I parametrized the surface like this: $x=2\sin\varphi\cos\theta, y=2\sin\varphi\sin\theta, z=2\cos\varphi$ so I get as a normal vector: $-r_{\theta}\times r_{\varphi}=-(-2\sin\varphi\sin\theta,2\sin\varphi)\times (2\cos\varphi\cos\theta, 2\cos\varphi\sin\theta,-\sin\varphi)=(4\sin^2\varphi\cos\theta,4\sin^2\varphi\sin\theta,4\sin\varphi\cos\varphi)$
thus $\iint_{\partial\Omega}(x^3,z,y)\cdot n\ ds=$
$\int_{\theta=0}^{\theta=2\pi}\int_{\varphi=0}^{\varphi=\pi/2} (8\sin^3\varphi\cos^3\theta,2\cos\varphi,2\sin\varphi\sin\theta)\cdot(4\sin^2\varphi\cos\theta,4\sin^2\varphi\sin\theta,4\sin\varphi\cos\varphi)d\varphi d\theta =\int_{\theta=0}^{\theta=2\pi}\int_{\varphi=0}^{\varphi=\pi/2}(32\sin^5\varphi\cos^4\theta+16\sin^2\varphi\cos\varphi\sin\theta)d\varphi d\theta=\frac{256}{20}\pi=\frac{64}{5}\pi $.

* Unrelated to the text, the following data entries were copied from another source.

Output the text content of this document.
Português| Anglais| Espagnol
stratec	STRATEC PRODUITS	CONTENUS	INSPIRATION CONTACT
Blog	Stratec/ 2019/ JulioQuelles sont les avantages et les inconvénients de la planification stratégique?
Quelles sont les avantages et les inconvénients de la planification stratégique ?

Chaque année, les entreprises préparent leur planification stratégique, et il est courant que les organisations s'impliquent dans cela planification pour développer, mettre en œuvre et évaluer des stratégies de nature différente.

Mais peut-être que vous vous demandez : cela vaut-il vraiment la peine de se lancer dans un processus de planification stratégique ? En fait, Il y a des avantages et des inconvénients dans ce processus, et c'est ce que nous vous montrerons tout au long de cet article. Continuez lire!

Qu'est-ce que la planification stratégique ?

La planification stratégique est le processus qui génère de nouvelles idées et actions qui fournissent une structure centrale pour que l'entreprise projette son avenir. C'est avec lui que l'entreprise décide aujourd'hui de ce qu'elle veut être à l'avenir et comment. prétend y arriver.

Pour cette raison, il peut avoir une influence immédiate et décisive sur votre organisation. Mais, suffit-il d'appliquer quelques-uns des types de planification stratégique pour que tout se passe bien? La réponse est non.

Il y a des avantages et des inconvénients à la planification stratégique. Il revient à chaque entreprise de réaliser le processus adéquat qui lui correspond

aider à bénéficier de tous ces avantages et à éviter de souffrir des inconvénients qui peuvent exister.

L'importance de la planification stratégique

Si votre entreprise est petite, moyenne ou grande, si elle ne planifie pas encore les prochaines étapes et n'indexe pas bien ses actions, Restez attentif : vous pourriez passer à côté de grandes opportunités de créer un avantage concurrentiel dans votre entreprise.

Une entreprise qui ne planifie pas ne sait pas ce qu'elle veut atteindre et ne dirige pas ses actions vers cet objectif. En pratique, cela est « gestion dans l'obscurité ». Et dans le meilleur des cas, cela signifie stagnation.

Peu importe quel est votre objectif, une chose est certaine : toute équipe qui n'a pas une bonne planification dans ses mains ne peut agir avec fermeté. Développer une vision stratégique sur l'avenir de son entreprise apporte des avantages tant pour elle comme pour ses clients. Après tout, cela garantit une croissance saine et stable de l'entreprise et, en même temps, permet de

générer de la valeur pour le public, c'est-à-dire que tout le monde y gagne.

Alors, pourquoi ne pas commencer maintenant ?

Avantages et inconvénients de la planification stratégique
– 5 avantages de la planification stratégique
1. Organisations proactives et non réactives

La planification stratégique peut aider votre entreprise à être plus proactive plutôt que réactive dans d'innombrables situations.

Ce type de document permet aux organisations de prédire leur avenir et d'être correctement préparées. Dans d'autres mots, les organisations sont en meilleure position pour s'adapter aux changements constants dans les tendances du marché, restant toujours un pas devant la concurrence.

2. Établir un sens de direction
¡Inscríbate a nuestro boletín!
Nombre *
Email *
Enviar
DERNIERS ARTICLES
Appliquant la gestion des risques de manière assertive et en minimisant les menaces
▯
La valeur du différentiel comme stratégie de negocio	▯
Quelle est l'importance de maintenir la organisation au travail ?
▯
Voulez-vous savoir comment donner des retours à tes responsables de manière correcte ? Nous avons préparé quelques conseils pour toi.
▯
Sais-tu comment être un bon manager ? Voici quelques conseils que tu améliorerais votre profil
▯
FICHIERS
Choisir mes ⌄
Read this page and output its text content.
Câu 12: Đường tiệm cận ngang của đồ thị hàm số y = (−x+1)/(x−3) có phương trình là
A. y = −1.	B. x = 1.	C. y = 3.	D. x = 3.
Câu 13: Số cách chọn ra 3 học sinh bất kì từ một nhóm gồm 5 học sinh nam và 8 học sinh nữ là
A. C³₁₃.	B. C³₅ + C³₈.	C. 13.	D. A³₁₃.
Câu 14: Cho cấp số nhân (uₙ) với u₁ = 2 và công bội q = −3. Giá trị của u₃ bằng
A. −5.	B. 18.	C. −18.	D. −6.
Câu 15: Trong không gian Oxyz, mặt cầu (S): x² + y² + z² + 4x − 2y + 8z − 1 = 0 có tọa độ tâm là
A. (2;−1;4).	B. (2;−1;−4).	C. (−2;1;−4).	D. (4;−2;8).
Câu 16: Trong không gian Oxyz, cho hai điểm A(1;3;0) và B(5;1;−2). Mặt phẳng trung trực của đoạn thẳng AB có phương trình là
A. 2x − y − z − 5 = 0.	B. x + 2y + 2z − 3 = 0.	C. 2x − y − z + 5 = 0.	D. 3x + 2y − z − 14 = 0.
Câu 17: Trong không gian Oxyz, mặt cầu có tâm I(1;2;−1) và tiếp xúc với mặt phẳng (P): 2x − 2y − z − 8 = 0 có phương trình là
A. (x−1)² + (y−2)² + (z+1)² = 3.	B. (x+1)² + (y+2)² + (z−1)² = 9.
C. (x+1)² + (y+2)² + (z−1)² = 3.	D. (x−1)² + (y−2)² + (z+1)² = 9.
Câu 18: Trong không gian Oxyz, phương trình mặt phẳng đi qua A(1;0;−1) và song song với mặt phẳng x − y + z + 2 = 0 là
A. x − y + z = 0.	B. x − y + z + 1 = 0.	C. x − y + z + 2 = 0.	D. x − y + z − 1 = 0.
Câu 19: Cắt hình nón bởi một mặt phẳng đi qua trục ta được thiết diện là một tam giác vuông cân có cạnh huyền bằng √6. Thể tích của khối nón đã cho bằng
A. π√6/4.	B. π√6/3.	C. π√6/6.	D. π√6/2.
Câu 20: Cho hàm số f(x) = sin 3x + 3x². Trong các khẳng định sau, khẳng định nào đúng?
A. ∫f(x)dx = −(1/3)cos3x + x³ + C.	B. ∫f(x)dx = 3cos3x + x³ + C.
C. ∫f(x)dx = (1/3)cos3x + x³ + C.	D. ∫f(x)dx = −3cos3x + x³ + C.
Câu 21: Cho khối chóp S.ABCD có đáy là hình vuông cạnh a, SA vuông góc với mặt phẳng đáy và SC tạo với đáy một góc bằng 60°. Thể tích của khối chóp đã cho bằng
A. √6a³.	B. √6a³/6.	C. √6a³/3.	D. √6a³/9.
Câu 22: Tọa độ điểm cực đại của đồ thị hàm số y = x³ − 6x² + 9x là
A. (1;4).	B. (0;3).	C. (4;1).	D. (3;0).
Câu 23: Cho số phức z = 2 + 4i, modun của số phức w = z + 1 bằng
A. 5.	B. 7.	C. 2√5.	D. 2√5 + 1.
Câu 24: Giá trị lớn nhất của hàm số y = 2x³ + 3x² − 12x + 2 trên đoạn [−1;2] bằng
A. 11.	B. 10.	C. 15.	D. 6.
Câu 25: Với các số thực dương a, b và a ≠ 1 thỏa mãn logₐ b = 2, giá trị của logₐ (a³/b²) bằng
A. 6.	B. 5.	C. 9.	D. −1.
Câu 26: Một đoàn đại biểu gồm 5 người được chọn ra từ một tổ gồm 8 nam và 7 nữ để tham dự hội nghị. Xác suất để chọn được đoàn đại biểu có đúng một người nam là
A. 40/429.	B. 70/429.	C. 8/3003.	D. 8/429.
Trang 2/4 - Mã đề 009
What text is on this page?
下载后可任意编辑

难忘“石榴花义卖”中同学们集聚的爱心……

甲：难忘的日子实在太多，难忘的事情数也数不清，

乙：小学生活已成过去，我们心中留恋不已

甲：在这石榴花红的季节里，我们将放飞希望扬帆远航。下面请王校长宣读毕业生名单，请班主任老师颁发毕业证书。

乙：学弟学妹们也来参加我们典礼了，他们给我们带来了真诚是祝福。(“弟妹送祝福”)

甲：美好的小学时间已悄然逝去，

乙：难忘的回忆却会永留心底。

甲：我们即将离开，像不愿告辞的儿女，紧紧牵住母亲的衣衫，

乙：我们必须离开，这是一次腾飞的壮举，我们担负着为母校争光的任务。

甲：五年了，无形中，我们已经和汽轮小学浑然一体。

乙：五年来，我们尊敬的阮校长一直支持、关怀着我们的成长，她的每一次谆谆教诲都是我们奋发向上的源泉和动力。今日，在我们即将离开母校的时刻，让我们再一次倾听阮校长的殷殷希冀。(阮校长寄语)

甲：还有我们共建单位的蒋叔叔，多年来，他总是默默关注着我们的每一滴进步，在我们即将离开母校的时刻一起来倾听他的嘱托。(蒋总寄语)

I have two questions about this:
1) Is this correct?
2) I thought of another way to compute this; since a normal vector is also (in cartesian coordinates): $n=(x,y,z)$ I thought about using it in spherical coordinates, i.e. $n=(2\sin\varphi\cos\theta, 2\sin\varphi\sin\theta,2\cos\varphi)$ and I get for the surface integral: $\int_{\theta=0}^{\theta=2\pi}\int_{\varphi=0}^{\varphi=\pi/2} (8\sin^3\varphi\cos^3\theta,2\cos\varphi,2\sin\varphi\sin\theta)\cdot (2\sin\varphi\cos\theta,2\sin\varphi\sin\theta,2\cos\varphi)d\varphi d\theta =\frac{9\pi^2}{4}$.
Can someone explain to me why I get a different result (i.e. why are the two normal vectors I've found not equivalent for the purpose of evaluting the surface integral)?